Imagine if you took the gameplay from Tony Hawk Pro Skater, mixed in the tiniest dash of Wave Race 64, and finished it all off with a synthwave veneer—that would be Wave Break. This strange hybrid by developer Funktronic Labs has a boatload of style, and a new take on the old skateboarding genre. I can honestly say I never thought I’d be playing a skateboarding game that takes away the skateboards and replaces them with boats driven by anthropomorphic animals with questionable morals.
Wave Break is a skateboarding game where you play as one of four main characters, each with different starting attributes, performing tricks around harbors while also committing felonies. Boats and synthwave on the beach invariably invite comparison to Miami Vice—at least on a surface level–and these trick performing animals are knee-deep in wrongdoing. Underneath the cute, animal exterior is a surprising amount of violence and drugs. But that’s just a vehicle for Wave Break’s skateboating gameplay, which, if you’re familiar with classic Tony Hawk Pro Skater, you’ll find a little bit familiar here.
As a skateboarding game, Wave Break holds its own. It’s certainly better than any modern skateboarding game I’ve played recently, despite the fact that you’re not really skateboarding at all. And while it’s pretty damn close to skateboarding, that doesn’t mean that being in boats and over water doesn’t have an effect on things. Your boat is surprisingly reactive to waves, and it’s possible for you to mess up a trick if you try to do that trick while boating back over your own wake. It’s a small consideration, but one Tony Hawk didn’t have to make.
Each of the maps that come with the game are packed with are plenty of locations for skateboard-style tricks. Each of the five main levels is full of ramps to flip on, rails to grind on, and dozens of other props and structures to use for tricks. In campaign mode, each level also has a set of objectives to complete, which will earn you money which can be spent on increasing stats, or in the shops for new boats and clothing. The campaign mode also has a bit of a story attached, with corresponding missions to complete in-level. Often these objectives require doing skateboard-style tricks, while others actually require you to shoot at foes.
There are a few ways to play Wave Break. The aforementioned campaign mode has you replaying each level in chunks of a few minutes each to complete different objectives. There are also multiplayer modes like Time Attack and Deathmatch, with one having you score the most points by performing tricks, and the other by defeating other players (or bots) in boat-based gunplay. I have to say, it’s pretty fun having a full-blown deathmatch while performing skateboard-like tricks on boats. Also, that’s another sentence I definitely never anticipated typing.

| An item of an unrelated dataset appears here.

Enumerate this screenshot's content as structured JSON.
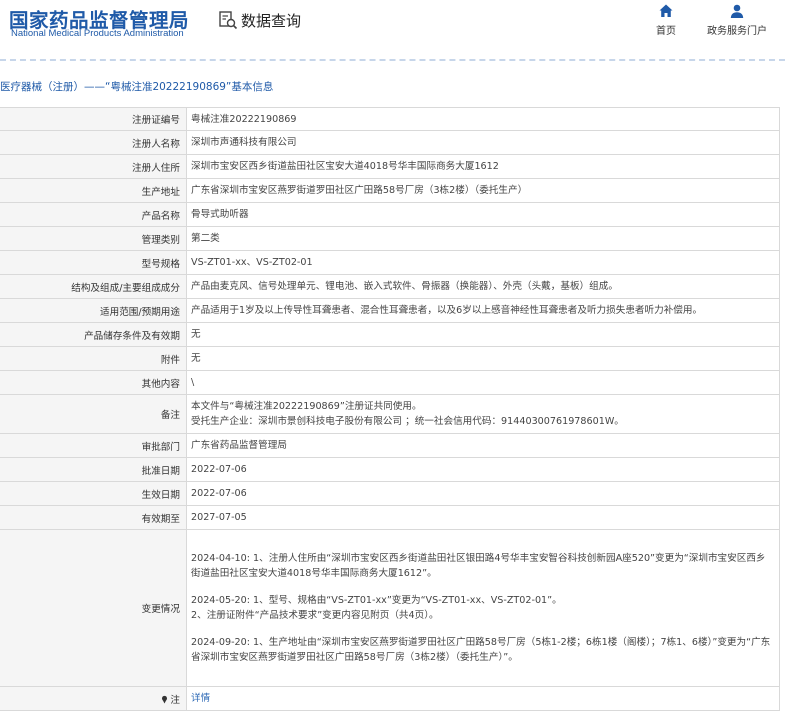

I love the bright graphics and style of Wave Break. It has a suitably synthwave soundtrack, though some songs don’t really fit the overall aesthetic. Interestingly, you have the ability to control which songs can play, so you can knock out those songs that don’t match your style. And while Wave Break only ships with 5 levels (6 if you count the Weezer event level) there is a level editor that lets you build your own skateboating parks. This level editor is pretty beefy—and while I don’t see myself putting in the time it takes to make levels as detailed as the ones that ship with the game, I believe this level creator gives you the tools to do just that, if you’re so inclined. I just wish it was possible to make each of the stages a tad bit larger, but I understand why such limitations might be in place.
Wave Break is a strange take on the classic skateboarding genre that I can appreciate. It’s loaded with attitude and style, and some pretty good skateboard-style gameplay. It’s surprisingly violent for a game with such a cute exterior, but not in a gratuitous way. And I’m always a sucker for synthwave music and aesthetics, so that wasn’t a hard sell for me.